In fact, the one novelty to arise from the summit was Obama’s uncharacteristically undiplomatic open admonition against Park’s pro-China stance. During their joint press conference, Obama cautioned that when China fails to “abide by international norms and rules,” he expects South Korea “to speak out on that,” just as the US does, because these postwar international norms and rules have been good for South Korea. To rub it in, Obama said to his guest, “Obviously, given the size of China right there on your doorstep, if they’re able to act with impunity and ignore rules whenever they please, that’s not going to be good for you – whether that’s on economic issues or security issues.”

Seoul may think it needs Beijing to rein in Pyongyang. But as long as Beijing remains Pyongyang’s enabler, Seoul’s best bet in addressing the pressing issues of Pyongyang’s growing security threat to the region and horrific treatment of its people would be to stand by its sole treaty ally, Washington, and its tacit ally, Tokyo. Reveling in summit pageantry and settling for optics are hardly an optimal option.

Washington should firm up as well, for North Korea’s lethality continues to grow. It should take the bold step of vastly tightening targeted financial sanctions against Pyongyang, which remain significantly weaker in both degree and kind than US sanctions against Belarus, Zimbabwe, Iran, Russia, Burma, and Sudan. Seoul, for its part as the putative sole legitimate government in the Korean peninsula, should vastly increase funding for information transmission into North Korea, which remains paltry.

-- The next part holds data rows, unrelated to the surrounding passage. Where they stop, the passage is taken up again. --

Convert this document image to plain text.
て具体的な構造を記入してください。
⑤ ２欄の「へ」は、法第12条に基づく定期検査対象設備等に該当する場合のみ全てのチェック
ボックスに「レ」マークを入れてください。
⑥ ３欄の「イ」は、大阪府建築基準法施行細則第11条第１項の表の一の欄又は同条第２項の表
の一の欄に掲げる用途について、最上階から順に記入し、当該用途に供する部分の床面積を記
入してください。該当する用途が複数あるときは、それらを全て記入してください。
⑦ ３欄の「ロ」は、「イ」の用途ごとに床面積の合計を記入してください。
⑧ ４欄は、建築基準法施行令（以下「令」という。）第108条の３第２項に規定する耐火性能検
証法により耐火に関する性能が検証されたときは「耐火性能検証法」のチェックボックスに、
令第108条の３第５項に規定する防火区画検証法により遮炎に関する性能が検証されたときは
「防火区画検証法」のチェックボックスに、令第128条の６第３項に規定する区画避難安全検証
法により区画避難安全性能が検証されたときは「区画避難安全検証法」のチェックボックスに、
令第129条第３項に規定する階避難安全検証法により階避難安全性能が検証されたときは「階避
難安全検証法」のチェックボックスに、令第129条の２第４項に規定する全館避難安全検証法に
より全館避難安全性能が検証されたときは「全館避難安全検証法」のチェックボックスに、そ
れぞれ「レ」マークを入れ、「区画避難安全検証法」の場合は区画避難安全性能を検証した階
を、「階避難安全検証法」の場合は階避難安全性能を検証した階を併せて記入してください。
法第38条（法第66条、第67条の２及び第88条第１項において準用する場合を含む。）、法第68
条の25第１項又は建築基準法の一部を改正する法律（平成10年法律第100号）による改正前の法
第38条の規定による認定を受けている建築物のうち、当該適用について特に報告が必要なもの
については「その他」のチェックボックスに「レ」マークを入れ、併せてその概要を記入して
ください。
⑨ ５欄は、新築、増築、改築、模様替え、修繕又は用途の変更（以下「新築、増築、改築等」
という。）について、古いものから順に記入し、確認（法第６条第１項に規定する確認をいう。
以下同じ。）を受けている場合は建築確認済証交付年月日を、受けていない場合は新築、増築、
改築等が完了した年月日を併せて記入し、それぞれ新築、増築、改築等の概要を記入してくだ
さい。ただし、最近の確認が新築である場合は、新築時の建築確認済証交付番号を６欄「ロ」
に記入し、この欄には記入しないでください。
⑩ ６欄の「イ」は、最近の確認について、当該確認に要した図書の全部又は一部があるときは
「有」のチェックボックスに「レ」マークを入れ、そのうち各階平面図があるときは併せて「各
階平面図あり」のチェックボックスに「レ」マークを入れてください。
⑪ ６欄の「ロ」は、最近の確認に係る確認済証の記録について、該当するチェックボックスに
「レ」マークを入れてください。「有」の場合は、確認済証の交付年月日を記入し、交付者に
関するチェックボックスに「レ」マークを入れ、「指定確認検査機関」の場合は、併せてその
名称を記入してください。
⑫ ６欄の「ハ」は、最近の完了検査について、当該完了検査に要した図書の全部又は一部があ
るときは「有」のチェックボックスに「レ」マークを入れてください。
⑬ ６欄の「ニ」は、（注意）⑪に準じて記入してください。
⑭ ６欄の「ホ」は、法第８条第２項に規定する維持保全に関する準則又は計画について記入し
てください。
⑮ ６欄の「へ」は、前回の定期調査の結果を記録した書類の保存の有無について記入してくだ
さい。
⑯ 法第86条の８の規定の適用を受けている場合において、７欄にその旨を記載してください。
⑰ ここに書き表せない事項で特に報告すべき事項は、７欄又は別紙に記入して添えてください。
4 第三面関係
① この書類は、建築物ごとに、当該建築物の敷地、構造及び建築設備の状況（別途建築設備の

By blocking at least some of Kim Jong-un’s streams of revenue and highlighting, if only in part, Kim’s manifold crimes and information blockade against his own people, the US and South Korea may be able to induce Pyongyang to rethink its priorities and gradually change. That would be a North Korea policy worthy of the special US-South Korea alliance, one born in the unspeakable trenches of war started by Pyongyang 65 years ago. And perhaps a summit, in time, to remember.